Once you know the encoding used to generate text, you can use the standard Python method encode() to break the string down into raw bytes, which can then be translated back into text using decode().

In some cases, instead of seeing jumbled symbols where a special character should be, you might see something that resembles a Unicode string in the format “udcxx”. These surrogates are a representation of a non-ASCII character in CP-1252, and they can be decoded in the following way:

>>> # continued from last example
>>> metadata_list = gm.GM_AttrValue_array_frompointer(info.mMetadataList)
>>> metadata_list[8]
{'mName': 'NORTH LATITUDE', 'mVal': '50\udcb0 03\' 41.0120" N'}

>>> north_lat = str(metadata_list[7].mVal)
>>> b = north_lat.encode("utf8", "surrogateescape")
>>> s = b.decode("cp1252")

>>> print("North latitude:", s)
North latitude: 50° 03' 41.0120" N

The additional argument surrogateescape used in the encode() call ensures that any surrogate Unicode sequences are treated as one whole character. Notice that in this case, “utf8” is now the encode argument and “cp1252” is the decode argument – reversed from the order in the previous example. This is because the text has already been translated from CP-1252 to Unicode, which is when the surrogates were inserted. For more in-depth information about these functions, refer to the official Python documentation for encode and decode.

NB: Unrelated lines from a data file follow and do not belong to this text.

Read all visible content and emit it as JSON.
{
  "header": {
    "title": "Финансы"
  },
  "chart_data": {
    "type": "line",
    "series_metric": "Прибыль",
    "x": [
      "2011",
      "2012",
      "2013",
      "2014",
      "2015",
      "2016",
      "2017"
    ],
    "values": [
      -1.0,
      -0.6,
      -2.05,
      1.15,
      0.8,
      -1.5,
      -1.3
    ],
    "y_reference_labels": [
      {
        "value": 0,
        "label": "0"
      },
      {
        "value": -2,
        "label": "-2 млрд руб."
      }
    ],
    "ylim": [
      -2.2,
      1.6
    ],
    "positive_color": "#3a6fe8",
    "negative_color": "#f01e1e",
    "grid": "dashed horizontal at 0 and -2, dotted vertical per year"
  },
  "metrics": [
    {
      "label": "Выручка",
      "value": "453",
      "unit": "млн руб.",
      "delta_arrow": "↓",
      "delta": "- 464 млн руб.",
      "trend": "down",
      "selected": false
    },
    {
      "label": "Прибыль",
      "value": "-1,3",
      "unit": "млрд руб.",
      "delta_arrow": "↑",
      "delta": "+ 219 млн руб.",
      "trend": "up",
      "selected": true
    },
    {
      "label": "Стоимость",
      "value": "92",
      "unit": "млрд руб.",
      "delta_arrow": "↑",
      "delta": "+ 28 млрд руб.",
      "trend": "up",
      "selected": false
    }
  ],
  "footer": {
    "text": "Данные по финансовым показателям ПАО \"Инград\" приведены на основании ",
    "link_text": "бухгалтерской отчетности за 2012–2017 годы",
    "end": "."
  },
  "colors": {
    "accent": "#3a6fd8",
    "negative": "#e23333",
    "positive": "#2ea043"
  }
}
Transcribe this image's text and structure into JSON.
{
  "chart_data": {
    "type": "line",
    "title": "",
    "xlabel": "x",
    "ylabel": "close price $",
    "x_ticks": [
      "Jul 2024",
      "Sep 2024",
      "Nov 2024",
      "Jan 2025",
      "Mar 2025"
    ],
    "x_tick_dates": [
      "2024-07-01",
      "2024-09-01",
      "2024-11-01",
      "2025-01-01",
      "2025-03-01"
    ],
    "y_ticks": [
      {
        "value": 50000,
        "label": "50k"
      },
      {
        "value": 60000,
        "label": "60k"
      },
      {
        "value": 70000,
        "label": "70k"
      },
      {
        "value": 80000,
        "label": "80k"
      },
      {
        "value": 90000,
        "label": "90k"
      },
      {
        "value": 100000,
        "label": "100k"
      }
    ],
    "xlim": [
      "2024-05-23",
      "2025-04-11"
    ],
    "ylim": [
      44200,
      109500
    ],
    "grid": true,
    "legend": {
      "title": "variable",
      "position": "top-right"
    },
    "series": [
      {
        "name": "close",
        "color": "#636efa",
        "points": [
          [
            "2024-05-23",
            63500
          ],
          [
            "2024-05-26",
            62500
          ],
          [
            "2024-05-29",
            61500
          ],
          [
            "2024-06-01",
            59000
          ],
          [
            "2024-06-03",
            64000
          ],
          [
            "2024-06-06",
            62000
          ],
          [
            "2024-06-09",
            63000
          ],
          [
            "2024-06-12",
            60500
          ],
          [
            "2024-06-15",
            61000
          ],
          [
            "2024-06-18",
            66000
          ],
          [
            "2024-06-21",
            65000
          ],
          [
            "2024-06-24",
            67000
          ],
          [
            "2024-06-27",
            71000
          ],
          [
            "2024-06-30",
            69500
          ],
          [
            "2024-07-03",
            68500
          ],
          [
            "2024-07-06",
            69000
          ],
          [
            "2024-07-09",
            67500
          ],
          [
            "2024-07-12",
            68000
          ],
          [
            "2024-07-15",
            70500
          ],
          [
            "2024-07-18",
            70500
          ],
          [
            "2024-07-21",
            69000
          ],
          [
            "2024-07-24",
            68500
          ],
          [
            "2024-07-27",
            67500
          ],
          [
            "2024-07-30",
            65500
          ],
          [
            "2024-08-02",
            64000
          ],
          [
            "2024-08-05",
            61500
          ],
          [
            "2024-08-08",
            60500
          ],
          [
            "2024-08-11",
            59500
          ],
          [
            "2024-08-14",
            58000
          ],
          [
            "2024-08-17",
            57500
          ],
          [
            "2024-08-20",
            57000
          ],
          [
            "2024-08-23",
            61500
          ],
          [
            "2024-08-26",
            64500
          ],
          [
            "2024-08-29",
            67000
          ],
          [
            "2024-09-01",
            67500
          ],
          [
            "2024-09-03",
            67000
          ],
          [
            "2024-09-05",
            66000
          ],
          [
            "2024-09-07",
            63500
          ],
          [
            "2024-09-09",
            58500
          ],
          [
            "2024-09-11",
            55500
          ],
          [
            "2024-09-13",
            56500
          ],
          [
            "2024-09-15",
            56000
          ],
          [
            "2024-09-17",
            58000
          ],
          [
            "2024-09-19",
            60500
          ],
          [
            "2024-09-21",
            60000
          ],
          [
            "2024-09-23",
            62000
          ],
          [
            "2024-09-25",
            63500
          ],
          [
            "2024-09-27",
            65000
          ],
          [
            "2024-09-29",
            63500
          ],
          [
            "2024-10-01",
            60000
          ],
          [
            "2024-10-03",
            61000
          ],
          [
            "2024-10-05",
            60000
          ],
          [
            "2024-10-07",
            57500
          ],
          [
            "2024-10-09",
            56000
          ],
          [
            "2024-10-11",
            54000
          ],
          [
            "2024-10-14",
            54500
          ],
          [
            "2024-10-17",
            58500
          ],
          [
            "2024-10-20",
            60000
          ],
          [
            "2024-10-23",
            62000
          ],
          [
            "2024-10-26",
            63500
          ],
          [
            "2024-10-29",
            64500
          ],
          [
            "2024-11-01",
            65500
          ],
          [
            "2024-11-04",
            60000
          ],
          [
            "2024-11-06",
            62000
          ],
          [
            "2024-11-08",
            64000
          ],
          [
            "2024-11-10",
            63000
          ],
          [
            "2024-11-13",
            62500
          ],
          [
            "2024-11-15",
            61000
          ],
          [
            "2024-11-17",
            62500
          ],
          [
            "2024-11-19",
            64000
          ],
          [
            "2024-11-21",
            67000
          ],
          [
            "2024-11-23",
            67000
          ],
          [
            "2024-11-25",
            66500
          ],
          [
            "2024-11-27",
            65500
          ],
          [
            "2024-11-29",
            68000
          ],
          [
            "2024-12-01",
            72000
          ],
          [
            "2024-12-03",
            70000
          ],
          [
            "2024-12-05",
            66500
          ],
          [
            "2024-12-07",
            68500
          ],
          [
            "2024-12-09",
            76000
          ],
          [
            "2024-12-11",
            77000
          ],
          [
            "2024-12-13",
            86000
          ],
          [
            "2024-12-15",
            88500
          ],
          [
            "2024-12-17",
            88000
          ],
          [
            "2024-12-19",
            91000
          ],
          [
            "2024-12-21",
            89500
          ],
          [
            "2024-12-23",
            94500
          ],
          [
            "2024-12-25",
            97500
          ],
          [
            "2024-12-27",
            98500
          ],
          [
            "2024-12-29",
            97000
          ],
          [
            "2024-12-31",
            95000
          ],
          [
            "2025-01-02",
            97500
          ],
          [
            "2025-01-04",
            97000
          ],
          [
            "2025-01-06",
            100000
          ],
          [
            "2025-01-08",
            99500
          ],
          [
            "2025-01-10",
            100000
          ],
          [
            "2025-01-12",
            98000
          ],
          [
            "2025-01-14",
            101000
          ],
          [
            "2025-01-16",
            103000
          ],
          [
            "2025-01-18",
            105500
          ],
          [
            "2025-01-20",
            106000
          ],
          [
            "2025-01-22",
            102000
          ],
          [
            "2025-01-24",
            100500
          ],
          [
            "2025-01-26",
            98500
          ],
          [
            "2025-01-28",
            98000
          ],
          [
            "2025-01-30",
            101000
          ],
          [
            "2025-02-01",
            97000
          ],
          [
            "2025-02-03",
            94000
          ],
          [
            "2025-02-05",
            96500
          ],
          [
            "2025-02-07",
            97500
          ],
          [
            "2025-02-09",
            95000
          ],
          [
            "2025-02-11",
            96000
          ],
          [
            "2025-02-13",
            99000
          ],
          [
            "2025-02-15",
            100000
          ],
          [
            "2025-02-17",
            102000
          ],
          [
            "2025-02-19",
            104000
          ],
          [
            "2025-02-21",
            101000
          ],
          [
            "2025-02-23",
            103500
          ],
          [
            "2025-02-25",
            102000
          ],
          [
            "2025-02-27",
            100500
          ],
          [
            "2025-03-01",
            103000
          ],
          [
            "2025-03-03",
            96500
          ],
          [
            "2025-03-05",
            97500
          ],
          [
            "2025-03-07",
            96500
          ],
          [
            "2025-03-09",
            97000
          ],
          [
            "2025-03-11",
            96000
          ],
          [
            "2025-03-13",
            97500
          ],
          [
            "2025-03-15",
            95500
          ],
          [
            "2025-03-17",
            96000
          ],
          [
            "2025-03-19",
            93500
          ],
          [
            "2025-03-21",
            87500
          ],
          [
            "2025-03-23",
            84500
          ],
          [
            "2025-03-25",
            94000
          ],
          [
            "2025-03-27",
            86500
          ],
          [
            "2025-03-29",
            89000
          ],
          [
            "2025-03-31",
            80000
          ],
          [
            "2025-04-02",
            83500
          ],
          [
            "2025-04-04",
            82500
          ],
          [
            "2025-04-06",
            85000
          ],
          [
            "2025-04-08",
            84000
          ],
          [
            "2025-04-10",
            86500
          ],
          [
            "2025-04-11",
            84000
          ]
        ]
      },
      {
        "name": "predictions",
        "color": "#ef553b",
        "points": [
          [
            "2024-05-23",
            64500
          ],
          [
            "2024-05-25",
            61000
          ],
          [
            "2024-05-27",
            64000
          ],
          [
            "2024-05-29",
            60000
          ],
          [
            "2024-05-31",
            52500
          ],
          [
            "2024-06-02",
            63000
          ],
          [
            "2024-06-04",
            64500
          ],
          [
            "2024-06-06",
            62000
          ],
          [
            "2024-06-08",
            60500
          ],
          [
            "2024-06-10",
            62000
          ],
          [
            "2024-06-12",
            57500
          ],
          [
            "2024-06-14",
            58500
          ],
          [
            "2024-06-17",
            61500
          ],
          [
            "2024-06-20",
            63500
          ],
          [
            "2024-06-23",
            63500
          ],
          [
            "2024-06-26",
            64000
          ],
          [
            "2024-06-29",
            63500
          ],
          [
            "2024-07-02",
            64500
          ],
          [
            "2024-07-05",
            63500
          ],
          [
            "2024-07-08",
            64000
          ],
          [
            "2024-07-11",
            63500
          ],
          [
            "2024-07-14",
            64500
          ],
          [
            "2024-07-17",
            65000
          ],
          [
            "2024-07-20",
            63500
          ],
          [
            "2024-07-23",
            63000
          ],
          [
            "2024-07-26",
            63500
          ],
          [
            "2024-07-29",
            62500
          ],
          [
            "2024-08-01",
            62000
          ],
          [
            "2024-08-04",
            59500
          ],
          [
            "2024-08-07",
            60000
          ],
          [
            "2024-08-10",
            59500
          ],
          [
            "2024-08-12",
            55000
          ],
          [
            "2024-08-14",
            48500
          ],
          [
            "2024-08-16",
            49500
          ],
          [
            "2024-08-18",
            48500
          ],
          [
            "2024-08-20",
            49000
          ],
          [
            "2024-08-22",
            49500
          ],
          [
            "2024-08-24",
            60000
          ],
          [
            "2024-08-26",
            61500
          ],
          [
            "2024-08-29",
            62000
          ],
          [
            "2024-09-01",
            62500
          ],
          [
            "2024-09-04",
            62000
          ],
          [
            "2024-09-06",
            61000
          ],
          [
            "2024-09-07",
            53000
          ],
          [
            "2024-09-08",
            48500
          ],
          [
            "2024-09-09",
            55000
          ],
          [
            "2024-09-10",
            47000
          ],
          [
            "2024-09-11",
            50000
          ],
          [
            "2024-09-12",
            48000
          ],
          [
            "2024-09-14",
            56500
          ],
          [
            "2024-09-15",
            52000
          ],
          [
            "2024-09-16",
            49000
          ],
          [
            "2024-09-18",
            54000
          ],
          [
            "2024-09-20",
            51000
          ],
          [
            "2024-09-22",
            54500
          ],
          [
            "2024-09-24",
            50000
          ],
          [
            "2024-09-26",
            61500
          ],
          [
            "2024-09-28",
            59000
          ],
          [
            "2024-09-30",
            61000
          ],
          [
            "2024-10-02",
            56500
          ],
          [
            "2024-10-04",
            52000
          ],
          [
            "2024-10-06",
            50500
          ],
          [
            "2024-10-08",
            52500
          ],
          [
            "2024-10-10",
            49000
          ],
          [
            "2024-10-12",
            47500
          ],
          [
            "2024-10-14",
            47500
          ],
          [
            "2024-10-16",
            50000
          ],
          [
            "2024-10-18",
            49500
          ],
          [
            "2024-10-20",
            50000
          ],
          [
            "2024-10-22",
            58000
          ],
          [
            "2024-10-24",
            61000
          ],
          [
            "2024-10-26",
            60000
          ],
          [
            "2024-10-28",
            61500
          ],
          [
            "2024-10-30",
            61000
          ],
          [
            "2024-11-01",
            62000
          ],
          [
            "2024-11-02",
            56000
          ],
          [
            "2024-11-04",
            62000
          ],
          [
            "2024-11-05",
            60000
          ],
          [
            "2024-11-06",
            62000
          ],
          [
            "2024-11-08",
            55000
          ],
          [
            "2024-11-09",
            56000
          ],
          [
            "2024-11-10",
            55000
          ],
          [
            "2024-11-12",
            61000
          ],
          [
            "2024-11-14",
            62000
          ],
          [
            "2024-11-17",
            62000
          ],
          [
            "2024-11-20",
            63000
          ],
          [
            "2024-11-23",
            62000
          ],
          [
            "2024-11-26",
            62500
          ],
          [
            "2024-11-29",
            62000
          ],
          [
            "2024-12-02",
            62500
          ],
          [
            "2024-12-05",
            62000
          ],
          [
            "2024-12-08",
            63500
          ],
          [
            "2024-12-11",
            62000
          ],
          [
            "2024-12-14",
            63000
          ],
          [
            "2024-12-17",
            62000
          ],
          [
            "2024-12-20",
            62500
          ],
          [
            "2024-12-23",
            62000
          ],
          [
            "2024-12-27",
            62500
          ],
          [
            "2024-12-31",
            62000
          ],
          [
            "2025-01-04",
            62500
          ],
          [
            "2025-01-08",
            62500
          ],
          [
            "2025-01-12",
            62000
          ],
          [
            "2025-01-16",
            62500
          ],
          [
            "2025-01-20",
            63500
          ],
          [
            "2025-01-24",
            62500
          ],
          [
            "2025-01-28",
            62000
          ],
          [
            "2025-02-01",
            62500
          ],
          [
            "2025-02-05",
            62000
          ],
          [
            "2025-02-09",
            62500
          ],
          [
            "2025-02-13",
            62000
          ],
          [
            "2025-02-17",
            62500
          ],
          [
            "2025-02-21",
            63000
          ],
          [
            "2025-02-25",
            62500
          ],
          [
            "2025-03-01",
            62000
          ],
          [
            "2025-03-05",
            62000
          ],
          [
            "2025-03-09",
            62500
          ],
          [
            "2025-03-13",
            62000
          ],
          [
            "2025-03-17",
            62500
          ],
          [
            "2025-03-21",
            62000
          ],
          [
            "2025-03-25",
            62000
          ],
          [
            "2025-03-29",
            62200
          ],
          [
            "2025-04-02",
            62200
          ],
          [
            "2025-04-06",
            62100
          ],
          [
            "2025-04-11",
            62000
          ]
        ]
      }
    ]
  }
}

Unicode characters which require more than one byte, such as characters from non-Latin alphabets, are currently unsupported for use in the Global Mapper SDK in this context, and will appear as a series of question marks when printed. Text data of this type is still stored correctly inside your file and will not be affected. As an alternative, you may wish to use the Global Mapper desktop app, which can correctly display all Unicode characters.